For personal projects, I generally follow Andrej Karpathy’s original definition of Vibe Coding - I don’t look at the generated code, I just tell the LLM what I want, paste in the error messages and iterate until it gives me the output I need. But that’s a lot easier to do when you’ve been writing software for 40+ years and know what to ask for!
But when it comes to creating Open Data projects, I often find that the challenge isn’t the code, it’s the data. It’s can be inconsistent, difficult to access, difficult to understand, never designed for scraping or in some awful format.

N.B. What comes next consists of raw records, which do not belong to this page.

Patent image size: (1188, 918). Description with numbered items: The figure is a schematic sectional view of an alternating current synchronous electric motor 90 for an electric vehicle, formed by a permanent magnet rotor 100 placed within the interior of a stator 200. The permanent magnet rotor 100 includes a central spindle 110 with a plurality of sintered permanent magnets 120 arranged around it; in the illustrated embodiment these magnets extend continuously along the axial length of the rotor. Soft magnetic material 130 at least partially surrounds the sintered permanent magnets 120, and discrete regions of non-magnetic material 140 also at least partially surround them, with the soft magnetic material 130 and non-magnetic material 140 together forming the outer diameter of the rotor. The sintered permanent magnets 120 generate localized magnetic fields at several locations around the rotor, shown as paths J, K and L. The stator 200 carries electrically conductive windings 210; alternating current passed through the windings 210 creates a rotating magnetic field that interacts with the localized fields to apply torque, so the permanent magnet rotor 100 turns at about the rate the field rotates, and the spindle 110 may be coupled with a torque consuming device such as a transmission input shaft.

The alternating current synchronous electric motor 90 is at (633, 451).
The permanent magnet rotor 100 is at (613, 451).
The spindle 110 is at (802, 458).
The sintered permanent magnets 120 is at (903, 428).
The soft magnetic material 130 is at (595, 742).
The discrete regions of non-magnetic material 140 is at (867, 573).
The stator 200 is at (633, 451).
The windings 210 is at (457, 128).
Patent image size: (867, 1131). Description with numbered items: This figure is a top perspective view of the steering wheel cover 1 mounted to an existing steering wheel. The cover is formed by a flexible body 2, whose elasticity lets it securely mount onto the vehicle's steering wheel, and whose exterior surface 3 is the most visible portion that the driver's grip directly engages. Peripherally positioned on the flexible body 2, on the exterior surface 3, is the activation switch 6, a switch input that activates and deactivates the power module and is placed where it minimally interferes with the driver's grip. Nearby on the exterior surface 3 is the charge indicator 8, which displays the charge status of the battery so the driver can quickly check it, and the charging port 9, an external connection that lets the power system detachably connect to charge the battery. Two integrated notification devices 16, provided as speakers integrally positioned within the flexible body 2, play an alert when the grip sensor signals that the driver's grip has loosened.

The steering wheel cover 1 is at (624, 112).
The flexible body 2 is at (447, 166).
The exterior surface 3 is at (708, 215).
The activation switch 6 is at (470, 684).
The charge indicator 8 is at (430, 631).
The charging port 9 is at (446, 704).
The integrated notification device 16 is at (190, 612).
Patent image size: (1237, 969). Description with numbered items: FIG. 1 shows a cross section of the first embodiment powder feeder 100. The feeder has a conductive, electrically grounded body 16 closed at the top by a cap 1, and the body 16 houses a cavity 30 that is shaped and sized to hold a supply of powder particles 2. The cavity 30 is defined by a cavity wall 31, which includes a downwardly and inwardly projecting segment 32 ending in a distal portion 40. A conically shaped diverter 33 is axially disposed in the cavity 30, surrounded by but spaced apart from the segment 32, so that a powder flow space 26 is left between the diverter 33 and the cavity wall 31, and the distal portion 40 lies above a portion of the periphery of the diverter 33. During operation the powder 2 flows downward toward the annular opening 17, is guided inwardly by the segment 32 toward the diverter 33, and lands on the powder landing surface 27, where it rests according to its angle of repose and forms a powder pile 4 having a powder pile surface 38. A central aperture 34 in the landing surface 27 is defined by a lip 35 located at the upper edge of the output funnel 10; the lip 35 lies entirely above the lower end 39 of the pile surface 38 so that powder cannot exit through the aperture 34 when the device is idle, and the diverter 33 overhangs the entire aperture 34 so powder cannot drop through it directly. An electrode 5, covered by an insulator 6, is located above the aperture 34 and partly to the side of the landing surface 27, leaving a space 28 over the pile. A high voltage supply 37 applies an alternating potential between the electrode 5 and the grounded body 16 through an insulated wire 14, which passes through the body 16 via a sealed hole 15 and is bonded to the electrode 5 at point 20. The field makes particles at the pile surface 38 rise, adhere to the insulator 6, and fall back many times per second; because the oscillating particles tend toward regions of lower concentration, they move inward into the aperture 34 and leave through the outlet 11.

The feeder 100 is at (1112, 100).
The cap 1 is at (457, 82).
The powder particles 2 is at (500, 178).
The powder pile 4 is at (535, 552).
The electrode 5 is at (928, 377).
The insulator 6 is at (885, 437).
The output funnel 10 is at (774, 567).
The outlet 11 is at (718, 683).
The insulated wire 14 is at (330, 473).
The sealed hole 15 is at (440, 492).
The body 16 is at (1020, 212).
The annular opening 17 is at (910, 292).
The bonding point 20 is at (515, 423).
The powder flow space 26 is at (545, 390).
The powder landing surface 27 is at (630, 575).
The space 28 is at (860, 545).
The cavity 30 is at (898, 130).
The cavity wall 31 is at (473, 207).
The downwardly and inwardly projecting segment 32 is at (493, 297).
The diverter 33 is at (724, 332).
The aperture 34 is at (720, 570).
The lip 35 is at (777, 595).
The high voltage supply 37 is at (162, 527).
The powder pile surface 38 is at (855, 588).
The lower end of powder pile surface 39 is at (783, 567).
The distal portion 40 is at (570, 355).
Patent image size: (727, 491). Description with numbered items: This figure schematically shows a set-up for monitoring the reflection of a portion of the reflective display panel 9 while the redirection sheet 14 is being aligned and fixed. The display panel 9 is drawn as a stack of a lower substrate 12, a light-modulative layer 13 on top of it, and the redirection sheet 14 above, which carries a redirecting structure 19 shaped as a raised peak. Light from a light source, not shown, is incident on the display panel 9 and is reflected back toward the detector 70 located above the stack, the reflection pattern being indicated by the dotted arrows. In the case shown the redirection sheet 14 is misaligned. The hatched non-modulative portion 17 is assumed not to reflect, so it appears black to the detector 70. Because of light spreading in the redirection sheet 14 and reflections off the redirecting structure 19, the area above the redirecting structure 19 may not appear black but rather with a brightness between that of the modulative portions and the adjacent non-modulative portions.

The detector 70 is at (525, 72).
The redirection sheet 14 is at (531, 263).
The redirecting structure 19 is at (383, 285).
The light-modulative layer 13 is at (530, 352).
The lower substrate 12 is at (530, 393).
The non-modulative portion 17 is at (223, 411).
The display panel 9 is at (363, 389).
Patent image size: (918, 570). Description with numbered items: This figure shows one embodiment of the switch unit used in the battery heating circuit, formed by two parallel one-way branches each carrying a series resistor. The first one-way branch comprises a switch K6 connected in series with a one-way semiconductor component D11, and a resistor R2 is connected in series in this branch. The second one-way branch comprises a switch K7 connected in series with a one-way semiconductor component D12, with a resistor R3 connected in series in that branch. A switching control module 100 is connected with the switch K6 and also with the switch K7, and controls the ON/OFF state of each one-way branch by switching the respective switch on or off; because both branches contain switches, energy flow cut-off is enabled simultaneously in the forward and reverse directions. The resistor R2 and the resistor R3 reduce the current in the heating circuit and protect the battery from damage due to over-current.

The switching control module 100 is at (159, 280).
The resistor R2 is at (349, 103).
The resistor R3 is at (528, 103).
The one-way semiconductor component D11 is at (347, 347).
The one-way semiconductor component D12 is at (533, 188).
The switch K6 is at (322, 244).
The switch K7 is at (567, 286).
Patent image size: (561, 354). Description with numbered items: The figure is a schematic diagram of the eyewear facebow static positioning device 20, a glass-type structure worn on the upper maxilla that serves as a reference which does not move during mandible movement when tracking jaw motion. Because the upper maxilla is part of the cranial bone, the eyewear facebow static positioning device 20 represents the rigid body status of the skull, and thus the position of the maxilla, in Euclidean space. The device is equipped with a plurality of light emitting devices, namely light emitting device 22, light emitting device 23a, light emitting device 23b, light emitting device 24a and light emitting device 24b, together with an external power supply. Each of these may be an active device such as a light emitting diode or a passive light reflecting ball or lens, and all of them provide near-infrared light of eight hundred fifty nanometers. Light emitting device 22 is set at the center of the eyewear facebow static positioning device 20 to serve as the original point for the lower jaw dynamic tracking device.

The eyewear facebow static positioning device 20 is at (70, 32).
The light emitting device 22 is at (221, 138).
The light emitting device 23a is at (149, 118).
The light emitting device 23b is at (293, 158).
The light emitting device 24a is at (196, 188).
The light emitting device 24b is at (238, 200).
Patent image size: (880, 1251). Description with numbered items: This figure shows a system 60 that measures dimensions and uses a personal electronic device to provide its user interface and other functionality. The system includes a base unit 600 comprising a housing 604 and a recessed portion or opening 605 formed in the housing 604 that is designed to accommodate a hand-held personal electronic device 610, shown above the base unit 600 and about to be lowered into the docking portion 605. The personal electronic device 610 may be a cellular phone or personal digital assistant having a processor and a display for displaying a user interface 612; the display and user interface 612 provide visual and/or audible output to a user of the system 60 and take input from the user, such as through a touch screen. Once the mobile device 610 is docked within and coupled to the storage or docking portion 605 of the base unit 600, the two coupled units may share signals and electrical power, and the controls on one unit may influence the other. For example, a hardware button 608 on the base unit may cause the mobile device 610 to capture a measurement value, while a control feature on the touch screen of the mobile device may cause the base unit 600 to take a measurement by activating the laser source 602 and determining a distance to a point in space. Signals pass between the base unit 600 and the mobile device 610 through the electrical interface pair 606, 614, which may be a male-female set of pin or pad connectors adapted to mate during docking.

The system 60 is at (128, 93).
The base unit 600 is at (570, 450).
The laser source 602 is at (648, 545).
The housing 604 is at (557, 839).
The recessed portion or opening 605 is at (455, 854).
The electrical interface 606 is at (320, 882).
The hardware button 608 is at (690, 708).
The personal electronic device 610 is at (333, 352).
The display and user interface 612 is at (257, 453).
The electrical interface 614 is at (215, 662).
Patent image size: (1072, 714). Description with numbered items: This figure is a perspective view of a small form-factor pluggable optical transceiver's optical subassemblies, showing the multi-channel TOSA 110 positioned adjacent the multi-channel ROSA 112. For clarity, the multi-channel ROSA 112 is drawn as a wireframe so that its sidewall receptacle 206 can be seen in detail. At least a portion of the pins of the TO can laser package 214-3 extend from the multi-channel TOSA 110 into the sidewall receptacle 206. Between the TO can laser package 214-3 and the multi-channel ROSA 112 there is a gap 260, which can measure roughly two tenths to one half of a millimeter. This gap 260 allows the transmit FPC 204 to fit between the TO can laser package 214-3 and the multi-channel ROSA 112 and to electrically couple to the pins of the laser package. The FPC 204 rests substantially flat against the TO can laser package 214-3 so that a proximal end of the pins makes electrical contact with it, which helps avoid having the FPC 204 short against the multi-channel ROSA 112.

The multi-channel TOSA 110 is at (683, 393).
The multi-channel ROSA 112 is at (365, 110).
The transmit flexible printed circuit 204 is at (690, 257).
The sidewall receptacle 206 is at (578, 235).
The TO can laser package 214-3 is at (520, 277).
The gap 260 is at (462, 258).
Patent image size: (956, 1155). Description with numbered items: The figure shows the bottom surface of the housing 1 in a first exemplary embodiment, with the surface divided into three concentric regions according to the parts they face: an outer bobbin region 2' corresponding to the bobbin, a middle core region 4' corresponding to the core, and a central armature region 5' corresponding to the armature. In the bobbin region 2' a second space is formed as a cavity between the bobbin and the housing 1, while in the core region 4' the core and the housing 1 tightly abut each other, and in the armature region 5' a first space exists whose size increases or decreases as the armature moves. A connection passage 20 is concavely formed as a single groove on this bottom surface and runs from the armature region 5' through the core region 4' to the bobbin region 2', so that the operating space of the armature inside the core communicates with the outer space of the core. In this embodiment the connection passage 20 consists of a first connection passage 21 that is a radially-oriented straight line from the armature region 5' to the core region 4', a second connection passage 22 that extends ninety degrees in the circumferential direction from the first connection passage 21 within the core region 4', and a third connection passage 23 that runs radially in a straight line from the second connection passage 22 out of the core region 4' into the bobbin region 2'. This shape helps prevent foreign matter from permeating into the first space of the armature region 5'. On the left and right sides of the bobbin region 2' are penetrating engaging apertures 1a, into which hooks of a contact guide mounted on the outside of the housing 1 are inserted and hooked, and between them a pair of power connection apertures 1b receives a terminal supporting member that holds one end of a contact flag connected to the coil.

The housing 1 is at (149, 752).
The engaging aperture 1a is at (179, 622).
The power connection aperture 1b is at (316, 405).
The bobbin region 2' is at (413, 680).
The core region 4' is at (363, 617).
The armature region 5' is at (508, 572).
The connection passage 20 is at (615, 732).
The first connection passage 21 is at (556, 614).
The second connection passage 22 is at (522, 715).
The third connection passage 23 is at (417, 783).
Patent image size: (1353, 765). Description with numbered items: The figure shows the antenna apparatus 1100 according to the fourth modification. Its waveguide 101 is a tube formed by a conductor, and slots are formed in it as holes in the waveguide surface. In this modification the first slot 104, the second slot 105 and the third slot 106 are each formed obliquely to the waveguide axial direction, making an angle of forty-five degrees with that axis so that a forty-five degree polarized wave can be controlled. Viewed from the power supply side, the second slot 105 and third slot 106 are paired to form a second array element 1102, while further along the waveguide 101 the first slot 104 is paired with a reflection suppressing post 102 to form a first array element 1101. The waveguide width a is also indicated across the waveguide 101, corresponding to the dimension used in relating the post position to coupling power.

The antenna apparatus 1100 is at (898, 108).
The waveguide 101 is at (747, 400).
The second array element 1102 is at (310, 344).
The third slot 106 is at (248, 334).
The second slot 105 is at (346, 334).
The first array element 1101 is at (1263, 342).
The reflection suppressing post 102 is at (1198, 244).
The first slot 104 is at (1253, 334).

Sometimes you can be lucky, as I was last week. I’ve been moving the EPA Ireland scraper from the now-deleted RSS feeds to their OpenAPI/Swagger based API. Weirdly RSS is far more efficient on that site and needs far fewer requests. But it is what it is, so I’ve been bashing away and finding it a bit of a struggle even with Vibe Coding. This is not an API designed to be used, it is designed to meet regulations. (If you’ve been wondering where my daily EPA updates have gone, they’ll be back soon.)
Then last week I discovered the fantastic Open Source project - OpenAPI to MCP Generator. In a few minutes I was able to give it the root EPA OpenAPI end-point and have an MCP server running exposing all the end-points and their descriptions.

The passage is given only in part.